Cinta Terlarang di Tanah Jajahan

Desy Cichika
Chapter #50

Hutan yang Mengintai

Dari arah barat, samar-samar terdengar suara logam beradu. Lalu suara tawa kasar seorang prajurit. Renji menahan napas. Itu bukan sekadar suara di kejauhan—itu dekat. Sangat dekat.

Ia segera bergerak, merunduk, berlari kecil menuju semak lebat. Senara terhuyung di punggungnya, tapi Renji tetap stabil. Mereka bersembunyi di balik akar pohon besar yang menjuntai seperti tirai.

Suara itu makin jelas. Kini terdengar percakapan dalam bahasa Jepang. Dua, tiga, bahkan empat suara berbeda. Mereka berbicara santai, tapi langkah kaki mereka menandakan mereka sedang menyisir area. Daun-daun kering bergemerisik di bawah sepatu bot.

Senara menutup mulut rapat, dadanya naik-turun. Ia tahu, satu suara saja bisa menghabisi mereka.

Renji menempelkan tubuhnya ke tanah, menyibak sedikit semak untuk mengintip.

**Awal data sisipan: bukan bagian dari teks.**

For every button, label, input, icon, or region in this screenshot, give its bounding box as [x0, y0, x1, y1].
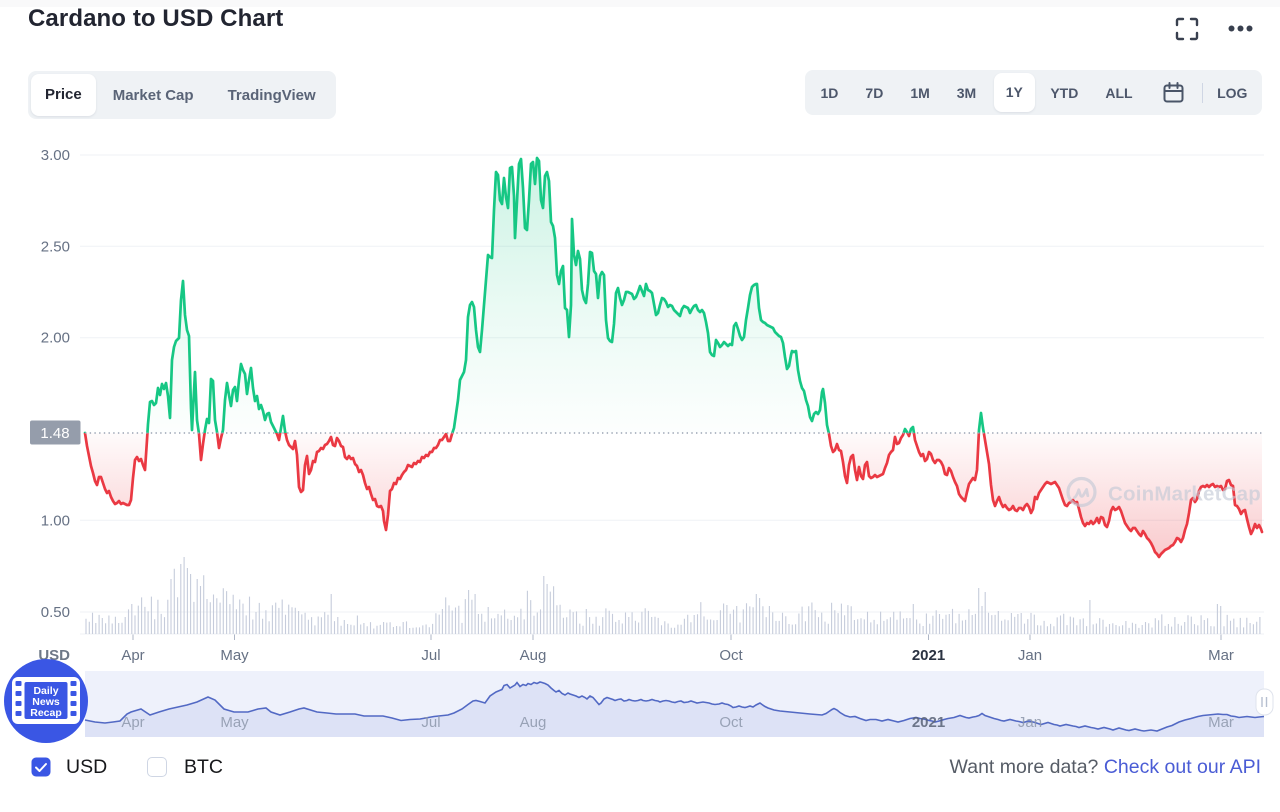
svg-text:2.00: 2.00: [41, 330, 70, 347]
svg-text:2.50: 2.50: [41, 238, 70, 255]
svg-text:Recap: Recap: [30, 707, 62, 719]
svg-text:3.00: 3.00: [41, 147, 70, 164]
svg-text:Jan: Jan: [1018, 647, 1042, 664]
svg-text:1.00: 1.00: [41, 512, 70, 529]
svg-text:May: May: [220, 714, 249, 731]
svg-text:CoinMarketCap: CoinMarketCap: [1108, 483, 1261, 506]
svg-text:Oct: Oct: [719, 647, 743, 664]
svg-text:News: News: [32, 696, 60, 708]
svg-text:1.48: 1.48: [40, 425, 69, 442]
svg-text:Aug: Aug: [520, 714, 547, 731]
svg-text:Apr: Apr: [121, 714, 144, 731]
svg-text:Mar: Mar: [1208, 714, 1234, 731]
svg-text:Mar: Mar: [1208, 647, 1234, 664]
svg-text:Jan: Jan: [1018, 714, 1042, 731]
svg-text:0.50: 0.50: [41, 604, 70, 621]
svg-text:Aug: Aug: [520, 647, 547, 664]
svg-text:May: May: [220, 647, 249, 664]
svg-text:Daily: Daily: [33, 685, 58, 697]
svg-text:2021: 2021: [912, 714, 945, 731]
svg-text:Oct: Oct: [719, 714, 743, 731]
svg-text:2021: 2021: [912, 647, 945, 664]
svg-text:Jul: Jul: [421, 647, 440, 664]
svg-text:Jul: Jul: [421, 714, 440, 731]
svg-text:Apr: Apr: [121, 647, 144, 664]
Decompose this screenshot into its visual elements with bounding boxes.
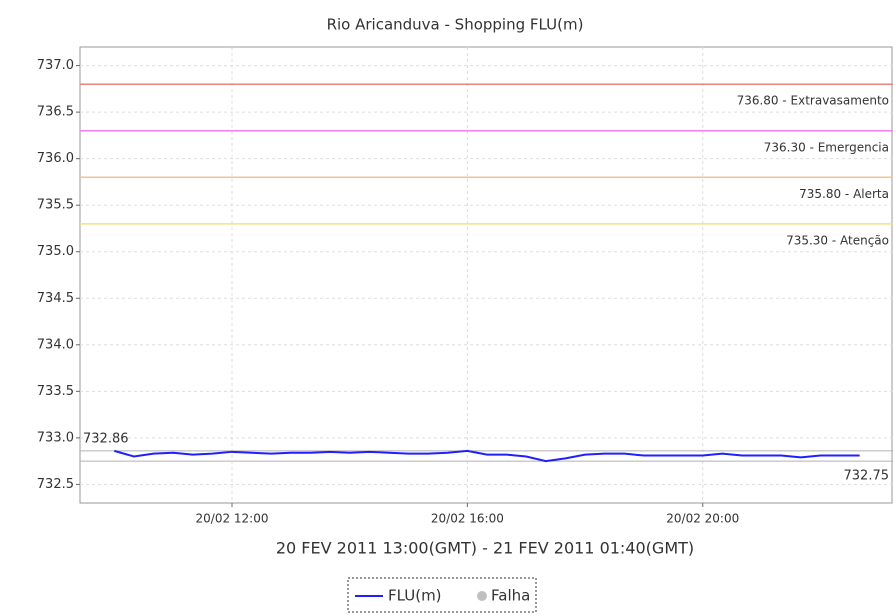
x-axis-label: 20 FEV 2011 13:00(GMT) - 21 FEV 2011 01:… <box>276 539 694 558</box>
y-tick-label: 734.5 <box>37 291 74 306</box>
legend-label: Falha <box>491 587 530 605</box>
y-tick-label: 737.0 <box>37 58 74 73</box>
legend-label: FLU(m) <box>388 587 442 605</box>
y-tick-label: 735.5 <box>37 198 74 213</box>
x-tick-label: 20/02 12:00 <box>196 512 269 526</box>
y-tick-label: 736.0 <box>37 151 74 166</box>
max-label: 732.86 <box>83 431 129 446</box>
chart-title: Rio Aricanduva - Shopping FLU(m) <box>327 16 584 34</box>
threshold-label: 736.30 - Emergencia <box>764 140 889 154</box>
legend-swatch <box>477 591 487 601</box>
x-tick-label: 20/02 20:00 <box>666 512 739 526</box>
threshold-label: 736.80 - Extravasamento <box>737 94 889 108</box>
data-line <box>114 449 860 463</box>
x-tick-label: 20/02 16:00 <box>431 512 504 526</box>
y-tick-label: 734.0 <box>37 337 74 352</box>
threshold-label: 735.30 - Atenção <box>786 233 889 247</box>
legend-box <box>347 577 537 613</box>
y-tick-label: 735.0 <box>37 244 74 259</box>
plot-area <box>79 46 893 504</box>
y-tick-label: 733.5 <box>37 384 74 399</box>
threshold-label: 735.80 - Alerta <box>799 187 889 201</box>
y-tick-label: 733.0 <box>37 430 74 445</box>
min-label: 732.75 <box>844 469 890 484</box>
y-tick-label: 732.5 <box>37 477 74 492</box>
y-tick-label: 736.5 <box>37 105 74 120</box>
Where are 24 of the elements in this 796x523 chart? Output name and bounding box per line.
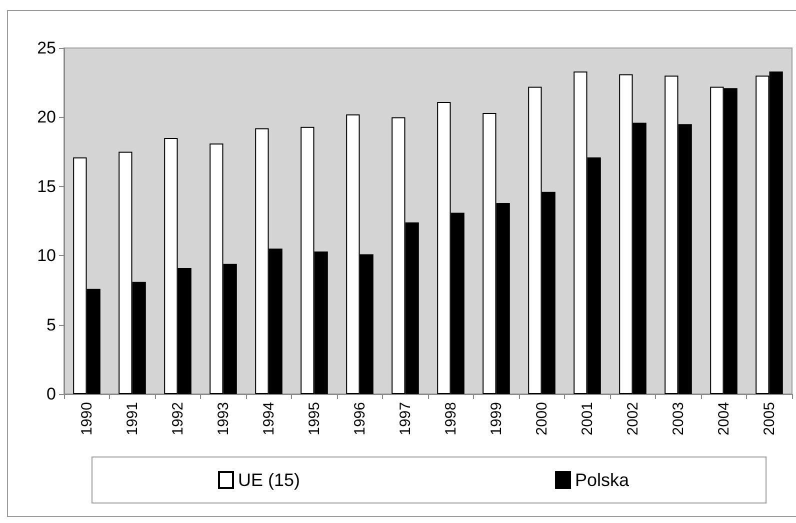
x-tick-label: 1999 bbox=[488, 402, 505, 436]
x-tick-label: 2003 bbox=[670, 402, 687, 436]
y-tick-label: 10 bbox=[37, 246, 56, 266]
y-tick-label: 0 bbox=[46, 384, 56, 404]
x-tick-label: 1995 bbox=[306, 402, 323, 436]
x-tick-label: 2000 bbox=[533, 402, 550, 436]
x-tick-label: 1993 bbox=[214, 402, 232, 436]
legend-label: Polska bbox=[575, 470, 630, 490]
y-tick-label: 5 bbox=[46, 315, 56, 334]
x-tick-label: 1990 bbox=[78, 402, 96, 436]
x-tick-label: 2005 bbox=[760, 402, 778, 436]
y-tick-label: 25 bbox=[37, 38, 56, 58]
y-tick-label: 15 bbox=[37, 176, 56, 196]
x-tick-label: 2004 bbox=[715, 402, 732, 436]
x-tick-label: 1992 bbox=[169, 402, 186, 436]
x-tick-label: 1991 bbox=[124, 402, 141, 436]
legend-label: UE (15) bbox=[238, 470, 300, 490]
x-tick-label: 2001 bbox=[578, 402, 596, 436]
x-tick-label: 1998 bbox=[442, 402, 460, 436]
x-tick-label: 1994 bbox=[260, 402, 278, 436]
x-tick-label: 2002 bbox=[624, 402, 642, 436]
x-tick-label: 1997 bbox=[396, 402, 414, 436]
y-tick-label: 20 bbox=[37, 108, 56, 127]
x-tick-label: 1996 bbox=[351, 402, 368, 436]
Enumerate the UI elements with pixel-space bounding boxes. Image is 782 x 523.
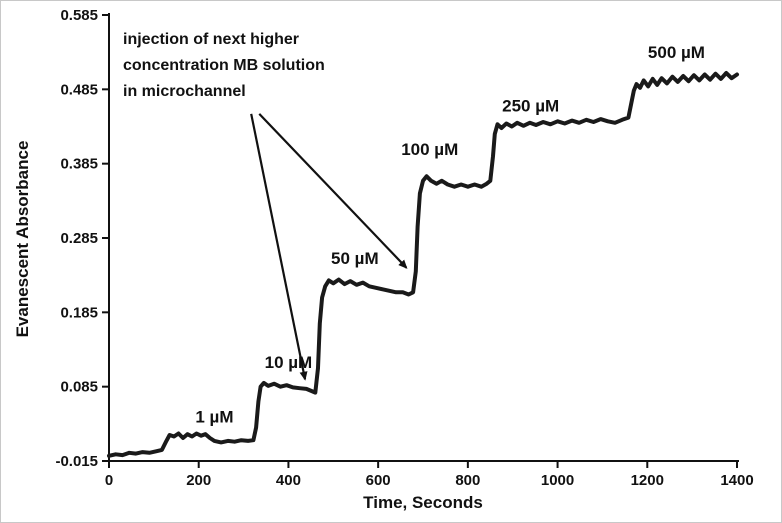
annotation-text: injection of next higher concentration M… — [123, 27, 325, 105]
x-tick-label: 200 — [186, 472, 211, 489]
data-series — [107, 71, 739, 458]
y-tick-label: -0.015 — [55, 453, 98, 470]
annotation-arrows — [250, 113, 408, 381]
x-tick-label: 1200 — [631, 472, 664, 489]
y-tick-label: 0.085 — [60, 379, 98, 396]
y-tick-label: 0.485 — [60, 81, 98, 98]
concentration-label: 500 µM — [648, 43, 705, 62]
annotation-arrow — [250, 113, 308, 381]
x-tick-label: 400 — [276, 472, 301, 489]
concentration-label: 100 µM — [401, 140, 458, 159]
y-tick-label: 0.185 — [60, 304, 98, 321]
annotation-line-1: injection of next higher — [123, 31, 300, 48]
x-tick-label: 1400 — [720, 472, 753, 489]
annotation-line-3: in microchannel — [123, 83, 246, 100]
y-axis-title: Evanescent Absorbance — [13, 140, 32, 338]
concentration-label: 50 µM — [331, 249, 379, 268]
axes: -0.015 0.085 0.185 0.285 0.385 0.485 0.585 0 200… — [55, 7, 753, 489]
concentration-label: 10 µM — [265, 353, 313, 372]
annotation-line-2: concentration MB solution — [123, 57, 325, 74]
point-labels: 1 µM 10 µM 50 µM 100 µM 250 µM 500 µM — [195, 43, 705, 426]
y-tick-label: 0.585 — [60, 7, 98, 24]
x-tick-label: 0 — [105, 472, 113, 489]
annotation-arrow — [258, 113, 408, 269]
concentration-label: 1 µM — [195, 407, 233, 426]
x-axis-title: Time, Seconds — [363, 493, 483, 512]
y-tick-label: 0.285 — [60, 230, 98, 247]
x-tick-label: 800 — [455, 472, 480, 489]
x-tick-label: 600 — [366, 472, 391, 489]
x-tick-label: 1000 — [541, 472, 574, 489]
y-tick-label: 0.385 — [60, 156, 98, 173]
concentration-label: 250 µM — [502, 97, 559, 116]
series-line — [107, 71, 739, 458]
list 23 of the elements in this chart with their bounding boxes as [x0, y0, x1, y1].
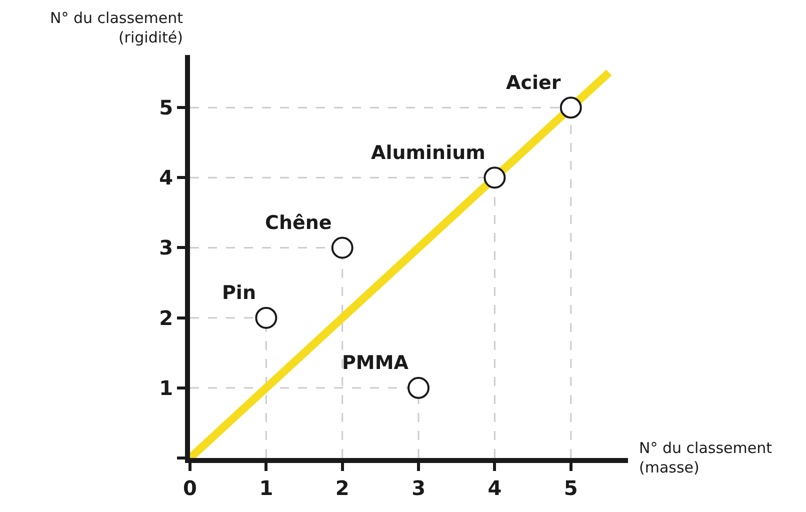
y-tick-label: 5	[159, 96, 173, 120]
x-tick-label: 2	[335, 476, 350, 500]
annotation: Pin	[222, 282, 256, 304]
x-tick-label: 4	[488, 476, 502, 500]
annotation: Chêne	[265, 212, 332, 234]
point	[560, 96, 582, 119]
y-axis-title: N° du classement (rigidité)	[50, 9, 184, 46]
x-tick-label: 1	[259, 476, 274, 500]
point	[484, 166, 506, 189]
y-tick-label: 1	[159, 376, 173, 400]
x-axis-title: N° du classement (masse)	[639, 439, 772, 476]
annotation: PMMA	[342, 352, 409, 374]
annotation: Acier	[506, 72, 562, 94]
y-tick-label: 4	[159, 166, 173, 190]
point	[331, 236, 354, 259]
annotation: Aluminium	[371, 142, 486, 164]
point	[255, 306, 278, 329]
y-tick-label: 3	[159, 236, 173, 260]
x-tick-label: 5	[564, 476, 578, 500]
x-tick-label: 0	[183, 476, 197, 500]
y-tick-label: 2	[159, 306, 173, 330]
point	[408, 376, 430, 399]
x-tick-label: 3	[412, 476, 426, 500]
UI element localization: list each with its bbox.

Dari celah, ia melihat mereka—empat prajurit dengan seragam hijau kusam, senapan di tangan, bergerak berbaris. Salah satunya menyalakan rokok, asap putih mengepul ke udara. Yang lain menendang semak sembarangan, seakan mencari jejak.

Jarak mereka tidak lebih dari sepuluh meter.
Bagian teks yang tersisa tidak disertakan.